Heu, ces drivers gèrent les chips Marvell ????   :Shocked: 

Et puis de toutes façons, le driver skge active la carte si besoin lors du démarrage, peu importe ce que ouinouin a trifouillé ! ...

----------

## widan

 *bennyboy93 wrote:*   

> Salut je viens de recompiler mon noyau avec SKGE active et ma carte réseau ne fonctionne toujours pas !!!!!

 

Est-ce qu'il y a des erreurs dans le dmesg ? Une indication que la carte est reconnue ? Est-ce qu'elle apparait dans "ifconfig -a" ?

 *ghoti wrote:*   

> ... drivers nforce ... Heu, ces drivers gèrent les chips Marvell ???? 

 

Non. Mais il y a souvent confusion car les cartes qui utilisent le réseau intégré des nForce ont parfois un PHY Marvell 88E1111... que certains confondent avec la carte réseau.

----------

## anigel

@ghoti : tu as raison, c'est bien le module skge qui gère cette puce. Je poste d'ailleurs depuis un PC équipé avec ce matos, qui marche impeccablement bien (y compris le wakeonlan  :Wink:  !).

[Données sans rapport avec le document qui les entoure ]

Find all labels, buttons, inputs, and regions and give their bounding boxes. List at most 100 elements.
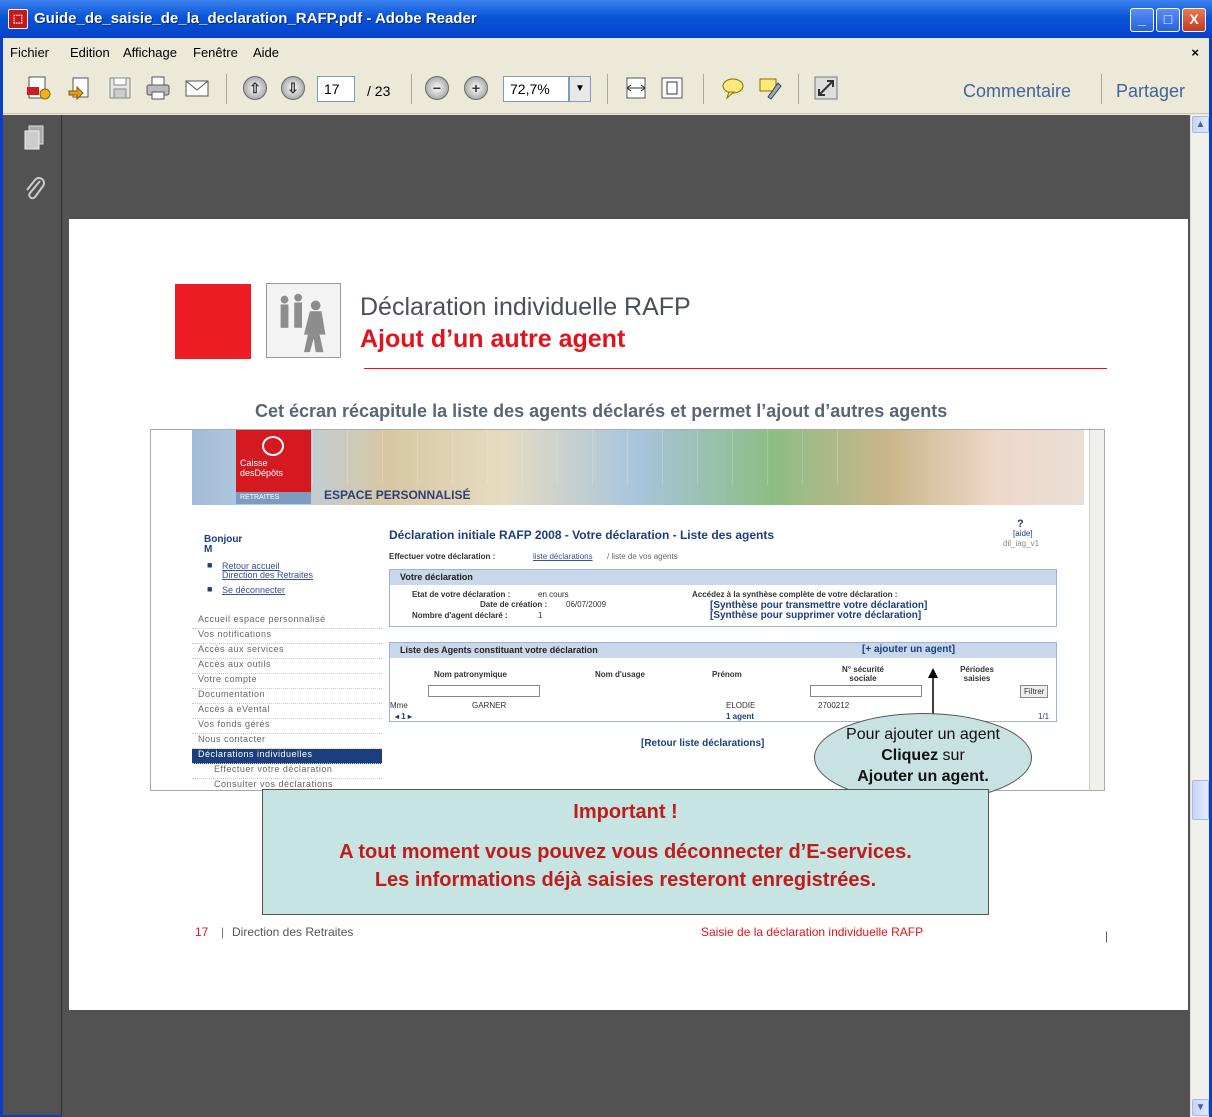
filter-nom-input[interactable] xyxy=(428,685,540,697)
fit-page-icon[interactable] xyxy=(659,75,685,101)
espace-personnalise-title: ESPACE PERSONNALISÉ xyxy=(324,488,471,502)
scroll-thumb[interactable] xyxy=(1192,780,1209,820)
partager-button[interactable]: Partager xyxy=(1116,81,1185,102)
pdf-page: Déclaration individuelle RAFP Ajout d’un… xyxy=(69,219,1188,1010)
create-pdf-icon[interactable] xyxy=(25,75,51,101)
menu-fichier[interactable]: Fichier xyxy=(10,45,49,60)
export-icon[interactable] xyxy=(67,75,93,101)
print-icon[interactable] xyxy=(145,75,171,101)
nav-item[interactable]: Votre compte xyxy=(192,674,382,689)
agents-box: Liste des Agents constituant votre décla… xyxy=(389,642,1057,722)
retour-declarations-link[interactable]: [Retour liste déclarations] xyxy=(641,738,764,749)
zoom-out-icon[interactable]: − xyxy=(425,76,449,100)
filtrer-button[interactable]: Filtrer xyxy=(1020,685,1049,698)
column-header[interactable]: Prénom xyxy=(712,670,742,679)
nav-item[interactable]: Accès aux services xyxy=(192,644,382,659)
close-button[interactable]: X xyxy=(1182,8,1206,32)
save-icon[interactable] xyxy=(107,75,133,101)
breadcrumb-link[interactable]: liste déclarations xyxy=(533,552,593,561)
menu-edition[interactable]: Edition xyxy=(70,45,110,60)
box-title: Votre déclaration xyxy=(390,570,1056,585)
vertical-scrollbar[interactable]: ▲ ▼ xyxy=(1190,115,1209,1117)
maximize-button[interactable]: □ xyxy=(1156,8,1180,32)
nb-agent-label: Nombre d'agent déclaré : xyxy=(412,611,508,620)
email-icon[interactable] xyxy=(184,75,210,101)
minimize-button[interactable]: _ xyxy=(1130,8,1154,32)
menu-fenetre[interactable]: Fenêtre xyxy=(193,45,238,60)
column-header[interactable]: Nom patronymique xyxy=(434,670,507,679)
screenshot-scrollbar xyxy=(1089,430,1104,790)
heading-divider xyxy=(364,368,1107,369)
breadcrumb-rest: / liste de vos agents xyxy=(607,552,678,561)
row-prenom: ELODIE xyxy=(726,701,756,710)
callout-bold: Cliquez xyxy=(881,747,939,764)
nav-subitem[interactable]: Effectuer votre déclaration xyxy=(192,764,382,779)
next-page-icon[interactable]: ⇩ xyxy=(281,76,305,100)
fit-width-icon[interactable] xyxy=(623,75,649,101)
footer-rule: | xyxy=(1105,929,1109,943)
toolbar-separator xyxy=(607,74,608,104)
nav-item[interactable]: Nous contacter xyxy=(192,734,382,749)
nb-agent-value: 1 xyxy=(538,611,543,620)
pager-arrows-icon[interactable]: ◂ 1 ▸ xyxy=(395,712,412,721)
aide-link[interactable]: [aide] xyxy=(1013,529,1033,538)
important-box: Important ! A tout moment vous pouvez vo… xyxy=(262,789,989,915)
highlight-icon[interactable] xyxy=(756,75,782,101)
filter-nss-input[interactable] xyxy=(810,685,922,697)
nav-item[interactable]: Accès aux outils xyxy=(192,659,382,674)
footer-left: Direction des Retraites xyxy=(232,925,354,939)
synthese-supprimer-link[interactable]: [Synthèse pour supprimer votre déclarati… xyxy=(710,610,921,621)
zoom-field[interactable]: 72,7% xyxy=(503,76,569,102)
window-title: Guide_de_saisie_de_la_declaration_RAFP.p… xyxy=(34,10,477,27)
logo-subtitle: RETRAITES xyxy=(236,492,311,504)
footer-divider: | xyxy=(221,925,225,939)
menu-aide[interactable]: Aide xyxy=(253,45,279,60)
callout-line: Pour ajouter un agent xyxy=(846,726,1000,743)
footer-page-number: 17 xyxy=(195,925,209,939)
nav-item[interactable]: Documentation xyxy=(192,689,382,704)
close-document-icon[interactable]: × xyxy=(1191,45,1199,60)
page-subheading: Ajout d’un autre agent xyxy=(360,325,626,353)
zoom-in-icon[interactable]: + xyxy=(464,76,488,100)
user-initial: M xyxy=(204,544,213,555)
column-header[interactable]: N° sécurité sociale xyxy=(828,665,898,683)
full-screen-icon[interactable] xyxy=(813,75,839,101)
page-number-input[interactable]: 17 xyxy=(317,76,355,102)
nav-item[interactable]: Vos notifications xyxy=(192,629,382,644)
menu-bar: Fichier Edition Affichage Fenêtre Aide × xyxy=(3,38,1209,64)
ajouter-agent-link[interactable]: [+ ajouter un agent] xyxy=(862,644,955,655)
logo-emblem-icon xyxy=(262,436,284,456)
title-bar[interactable]: ⬚ Guide_de_saisie_de_la_declaration_RAFP… xyxy=(0,0,1212,38)
date-value: 06/07/2009 xyxy=(566,600,607,609)
footer-right: Saisie de la déclaration individuelle RA… xyxy=(701,925,924,939)
toolbar-separator xyxy=(1101,74,1102,104)
nav-item[interactable]: Accueil espace personnalisé xyxy=(192,614,382,629)
scroll-down-icon[interactable]: ▼ xyxy=(1192,1099,1209,1116)
logo-text: desDépôts xyxy=(240,468,284,478)
direction-retraites-link[interactable]: Direction des Retraites xyxy=(222,570,313,580)
scroll-up-icon[interactable]: ▲ xyxy=(1192,116,1209,133)
nav-item-active[interactable]: Déclarations individuelles xyxy=(192,749,382,764)
column-header[interactable]: Périodes saisies xyxy=(952,665,1002,683)
previous-page-icon[interactable]: ⇧ xyxy=(243,76,267,100)
zoom-dropdown-icon[interactable]: ▼ xyxy=(569,76,591,102)
nav-item[interactable]: Vos fonds gérés xyxy=(192,719,382,734)
important-line: A tout moment vous pouvez vous déconnect… xyxy=(339,841,912,863)
attachments-icon[interactable] xyxy=(23,175,47,203)
column-header[interactable]: Nom d'usage xyxy=(595,670,645,679)
comment-icon[interactable] xyxy=(720,75,746,101)
bullet-icon: ■ xyxy=(207,560,213,570)
page-heading: Déclaration individuelle RAFP xyxy=(360,293,691,321)
important-line: Les informations déjà saisies resteront … xyxy=(374,869,877,891)
se-deconnecter-link[interactable]: Se déconnecter xyxy=(222,585,285,595)
pdf-app-icon: ⬚ xyxy=(8,9,28,29)
etat-value: en cours xyxy=(538,590,569,599)
toolbar: ⇧ ⇩ 17 / 23 − + 72,7% ▼ Commentaire Part… xyxy=(3,64,1209,114)
people-pictogram-icon xyxy=(266,283,341,358)
commentaire-button[interactable]: Commentaire xyxy=(963,81,1071,102)
pager-count: 1/1 xyxy=(1038,712,1050,721)
nav-item[interactable]: Accès à eVental xyxy=(192,704,382,719)
important-title: Important ! xyxy=(573,801,678,823)
menu-affichage[interactable]: Affichage xyxy=(123,45,177,60)
pages-icon[interactable] xyxy=(23,125,45,151)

Concernant ton problème, vérifie bien que tu as branché le câble réseau sur le bon connecteur réseau... On sait jamais  :Wink:  !

----------

## ghoti

 *anigel wrote:*   

> (y compris le wakeonlan  !).

 

Oui, j'ai déjà réussi à faire marcher le wol aussi (notamment, grâce à ton howto  :Smile: ) mais il y a deux mois, il ne voulait plus rien savoir : la carte se met bien en "sleep" mais impossible de la réveiller. 

Je suis certain que le chip n'est pas en cause mais je n'ai pas encore trouvé ce qui clochait (sans doute une c*rie, comme d'hab !  :Laughing: )

Pour l'instant, j'ai mis le problème au frigo ...

----------

## bennyboy93

Ok autant pour moi, la carte marvell fonctionne a merveille je devais copier net eth1  :Wink: 

Merci a tous pour votre aide precieuse!!

----------